Lebih lanjut, sejarawan Peter Carey juga membenarkan pernyataan tersebut. Dia mengatakan bahwa Daendels memang menyiapkan anggaran dana untuk proyek pembangunan tersebut.


"Setahu saya memang ada anggaran yang tersedia dari pemerintah kolonial tapi yang bertanggung jawab adalah bupati dan petinggi pribumi lokal setempat untuk mengurus." kata Peter Carey kepada tim Detik, Senin (8/2/2021).


Namun bagaimana bisa proyek dengan anggaran besar masih menelan banyak korban jiwa? Rupanya dana yang digelontorkan oleh Daendels tak semuanya mengalir kepada pekerja. Mekanisme pemberian upah kala itu adalah dari gubernur jenderal ke residen, kemudian residen ke bupati, baru bupati menyerahkannya secara langsung kepada para pekerja. Namun kenyataannya para pekerja tak memperoleh upah tersebut.

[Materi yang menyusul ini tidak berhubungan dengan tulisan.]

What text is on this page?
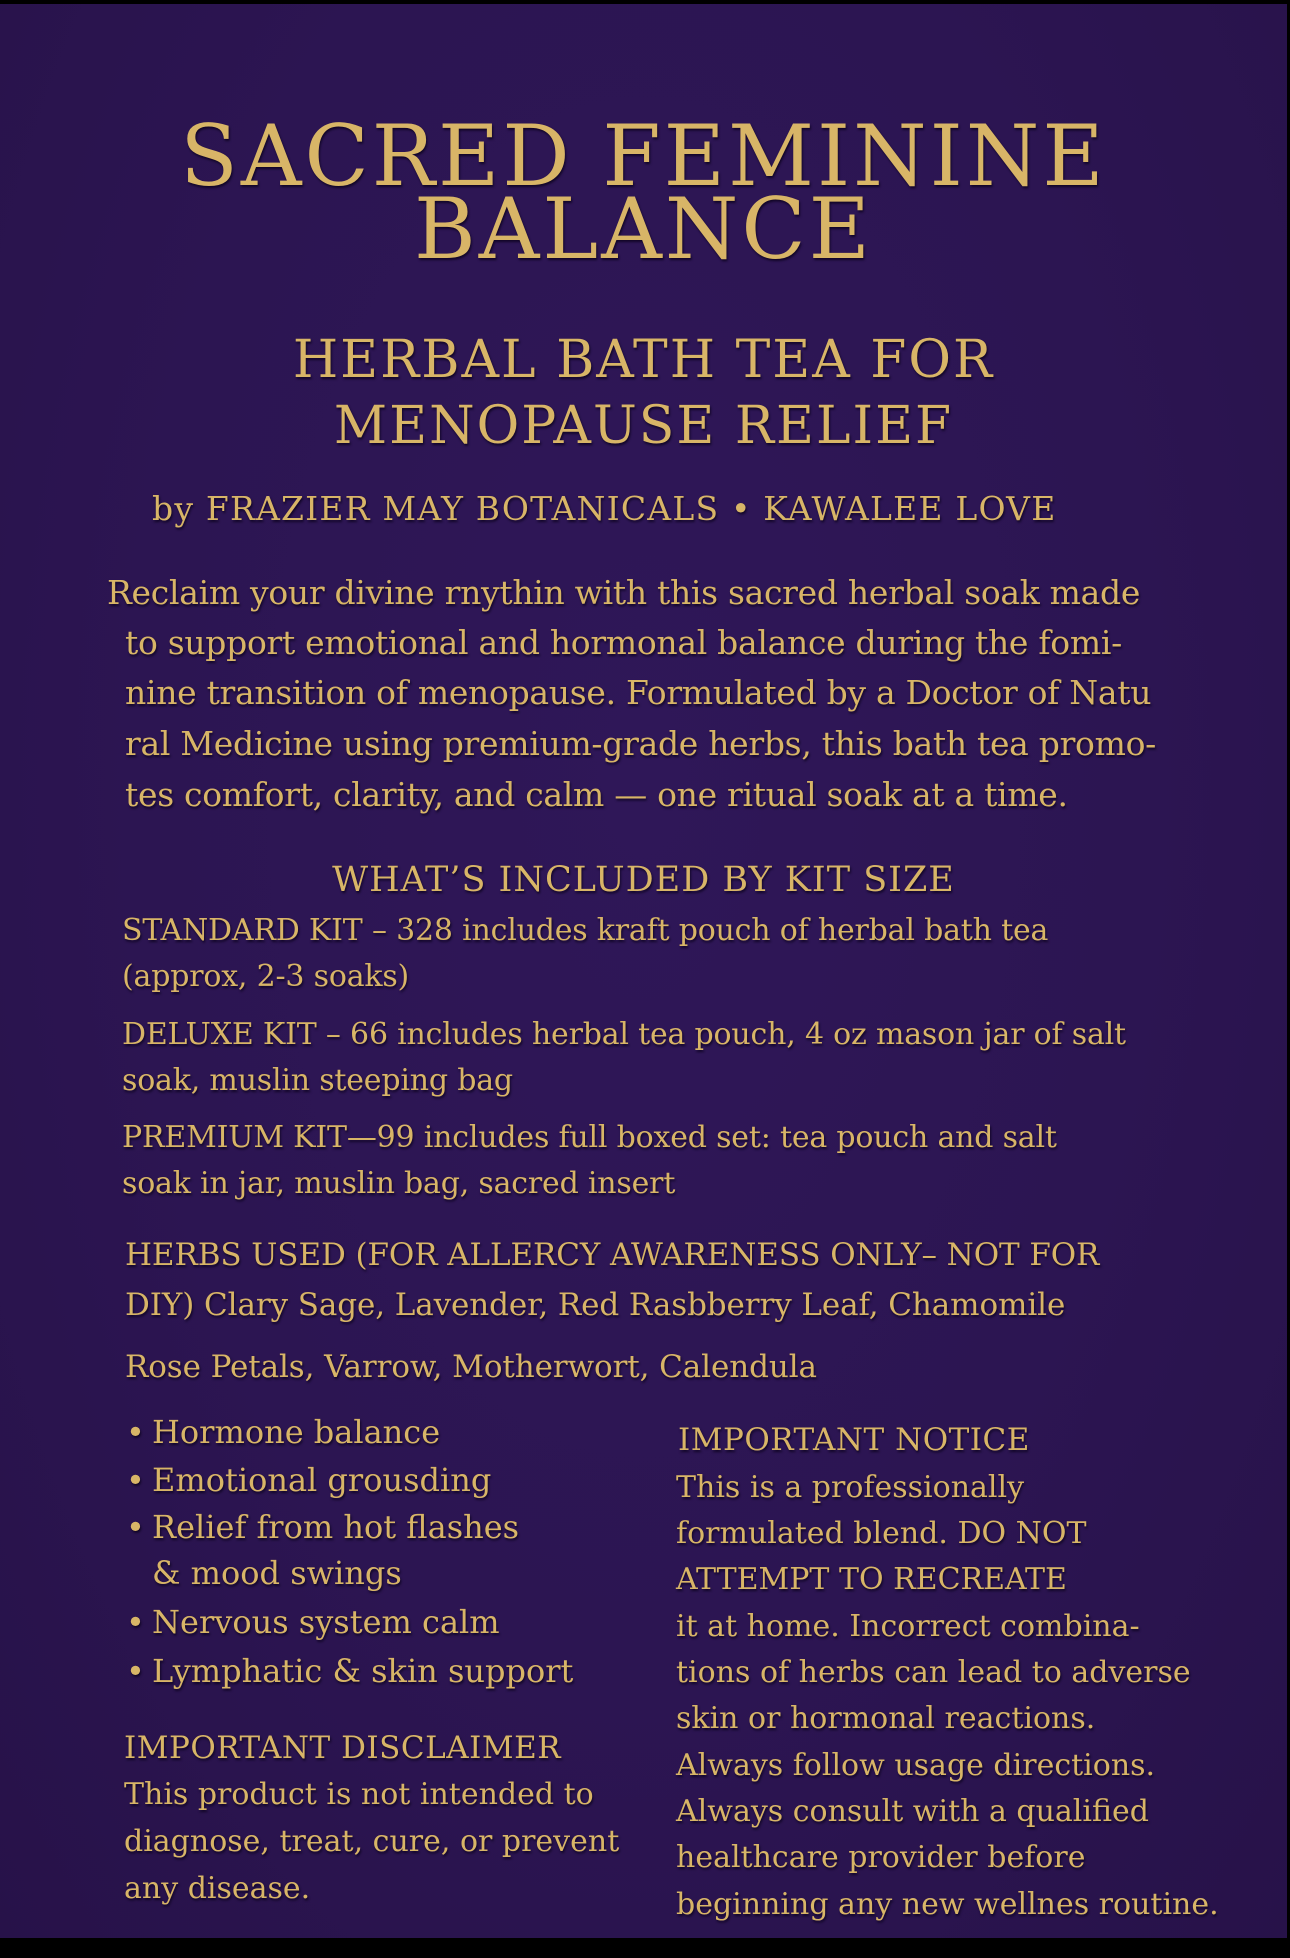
SACRED FEMININE
BALANCE
HERBAL BATH TEA FOR
MENOPAUSE RELIEF
by FRAZIER MAY BOTANICALS • KAWALEE LOVE
Reclaim your divine rnythin with this sacred herbal soak made
to support emotional and hormonal balance during the fomi-
nine transition of menopause. Formulated by a Doctor of Natu
ral Medicine using premium-grade herbs, this bath tea promo-
tes comfort, clarity, and calm — one ritual soak at a time.
WHAT’S INCLUDED BY KIT SIZE
STANDARD KIT – 328 includes kraft pouch of herbal bath tea
(approx, 2-3 soaks)
DELUXE KIT – 66 includes herbal tea pouch, 4 oz mason jar of salt
soak, muslin steeping bag
PREMIUM KIT—99 includes full boxed set: tea pouch and salt
soak in jar, muslin bag, sacred insert
HERBS USED (FOR ALLERCY AWARENESS ONLY– NOT FOR
DIY) Clary Sage, Lavender, Red Rasbberry Leaf, Chamomile
Rose Petals, Varrow, Motherwort, Calendula
• Hormone balance
• Emotional grousding
• Relief from hot flashes
& mood swings
• Nervous system calm
• Lymphatic & skin support
IMPORTANT DISCLAIMER
This product is not intended to
diagnose, treat, cure, or prevent
any disease.
IMPORTANT NOTICE
This is a professionally
formulated blend. DO NOT
ATTEMPT TO RECREATE
it at home. Incorrect combina-
tions of herbs can lead to adverse
skin or hormonal reactions.
Always follow usage directions.
Always consult with a qualified
healthcare provider before
beginning any new wellnes routine.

"Bukti penyerahan uang dari residen ada. Tapi dari bupati belum ada. Mungkin juga ada. Tapi yang pasti ada upah. Bukan kerja paksa," kata Djoko Marihandono dilansir dari tulisan Rudy W.


Dalam pernyataan tersebut tentu ada indikasi para pejabat pribumi waktu itu melakukan korupsi dana itu. Mekanisme pernyaluran dana yang buruk inilah salah satu faktor mengapa proyek Jalan Anyer-Panarukan menelan begitu banyak korban jiwa.


Di samping faktor tersebut, nyatanya Daendels juga sempat memberlakukan kerja paksa. Endah Sri Hartatik dalam jurnal yang dimuat dalam 'Paramita: Historical Studies Journal, 26 (2), 2016', dikatakan bahwa setelah pembangunan jalan tersebut sampai di wilayah Karangsamboeng yang merupakan wilayah kesultanan Cirebon sehingga diperlukan negosiasi terlebih dahulu untuk membebaskannya dan keuangan tidak cukup untuk membayar upah pekerja jalan serta perbaikan jalan tersebut.


Setelah negosiasi dengan Sultan Cirebon berhasil, maka pembangunan jalan raya tersebut dilanjutkan sampai ke Losari. Dengan adanya kesulitan dana tersebut, Daendels mengumpulkan semua penguasa termasuk para bupati yang berada di wilayah Jawa Tengah dan Jawa Timur pada tanggal 25 Mei 1808 di rumah dinas Residen Semarang di Jalan Bojong untuk meneruskan rencana pembangunan jalan raya dari Cirebon hingga Surabaya. Kesulitan yang dialami tersebut membuat negara memberikan hak penuh pembangunan jalan raya pos tersebut diserahkan kepada penguasa pribumi dengan menggunakan tenaga kerja wajib (heerendiesten). Kebijakan inilah yang disebut kerja paksa selama ini.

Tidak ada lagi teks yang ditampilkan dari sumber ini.